Zinaida uses the suitors as footstools, makes them reveal secrets, sing songs of her choosing, in short she toys with them in increasingly humiliating ways. Yet she knows how to flatter each man and keeps them on her hooks, with just enough politeness and charm to keep them coming back. The poet recites an epic he has composed in her honour, the hussar promises his eternal defense, the count and the doctor propose marriage and all profess their love most ardently to Zinaida. Vladimir is shaken by his first experience of infatuation. He becomes moody, desperate, and like countless young men before him, he struggles to understand and control the compulsion he has to be in Zinaida’s presence, while wallowing in fantasy:
“The image of the young girl floated before me, my heart was no longer leaping, but was full of a sort of sweet oppression.”
He attends to Zinaida as often as he can, confesses his love, as if it were not obvious to her, and ceases his customary study and horseback riding in favour of watching the windows of the house next door, hoping to catch a glimpse of Zinaida or speak to her in the garden or run an errand for her:
“Like a beetle tied by the leg, I circled constantly round my beloved little cottage: I would have stayed there forever if I could.”

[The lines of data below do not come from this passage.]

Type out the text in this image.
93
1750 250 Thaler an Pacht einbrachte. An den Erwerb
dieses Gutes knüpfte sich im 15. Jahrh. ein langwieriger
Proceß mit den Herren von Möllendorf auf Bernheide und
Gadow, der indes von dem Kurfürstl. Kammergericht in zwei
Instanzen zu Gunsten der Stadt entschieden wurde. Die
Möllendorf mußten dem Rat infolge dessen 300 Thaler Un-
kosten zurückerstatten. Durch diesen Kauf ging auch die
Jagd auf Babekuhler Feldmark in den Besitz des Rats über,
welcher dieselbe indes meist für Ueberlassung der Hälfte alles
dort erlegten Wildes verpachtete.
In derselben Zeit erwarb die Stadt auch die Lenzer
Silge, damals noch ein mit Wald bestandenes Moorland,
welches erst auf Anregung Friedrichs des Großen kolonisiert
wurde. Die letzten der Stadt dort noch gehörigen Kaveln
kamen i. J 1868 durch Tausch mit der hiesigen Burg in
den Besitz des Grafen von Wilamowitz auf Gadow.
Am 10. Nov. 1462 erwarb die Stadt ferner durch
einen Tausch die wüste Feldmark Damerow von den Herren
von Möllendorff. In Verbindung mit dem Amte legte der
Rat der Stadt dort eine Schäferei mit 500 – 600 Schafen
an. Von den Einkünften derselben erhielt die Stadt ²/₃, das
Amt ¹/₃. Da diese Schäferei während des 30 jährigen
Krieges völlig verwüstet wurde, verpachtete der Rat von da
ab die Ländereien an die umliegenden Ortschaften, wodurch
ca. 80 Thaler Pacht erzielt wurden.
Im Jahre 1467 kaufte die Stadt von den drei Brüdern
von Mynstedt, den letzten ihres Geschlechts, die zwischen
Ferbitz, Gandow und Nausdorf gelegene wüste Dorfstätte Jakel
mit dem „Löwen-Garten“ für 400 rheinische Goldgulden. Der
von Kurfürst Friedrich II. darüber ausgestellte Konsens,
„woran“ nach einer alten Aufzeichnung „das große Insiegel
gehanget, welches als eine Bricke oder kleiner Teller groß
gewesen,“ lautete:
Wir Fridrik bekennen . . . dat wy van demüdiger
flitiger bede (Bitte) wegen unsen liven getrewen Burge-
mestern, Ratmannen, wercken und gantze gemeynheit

Concerned that Zinaida is falling for the Count, with his rakish moustache, Vladimir asks her directly. The Princess responds:
“You don’t think I’m in love with him, do you?…Oh no, I couldn’t possibly be in love with someone whom I have to look down on. I want someone who will master me. But, thank goodness, I shall never come across any man like that! I will never fall into any man’s clutches—never!”
At first Zinaida delights in her whims and caprices with Vladimir and the suitors, yet as the summer wears on, Vladimir notices a change in her demeanour. She shows less and less delight in tormenting her suitors. Eventually she confides to him that she is despondent because she is in unrequited love, but with whom she will not tell him.
Turgenev said late in his life that First Love gave him the greatest satisfaction of all his works. “because it is life itself, it was not made up…First Love is part of my experience.” At the end of the story when Vladimir discovers who Zinaida has fallen for and why, he receives the bluntest possible lesson in sexual dynamics. It is too clever to spoil here.
Turgenev, an aristocrat himself, was considered a liberal in Russia when he lived, but all lasting art reveals truth about humanity, and great artists often betray themselves. Narrated in the first person from Vladimir’s perspective, the book accurately shows the internal state of a young man hopelessly in love with a capricious girl. At less than 100 pages in most editions, I recommend this scorpion of a novel to all readers, but fathers of teenage boys should especially consider it as an essential part of their son’s upbringing.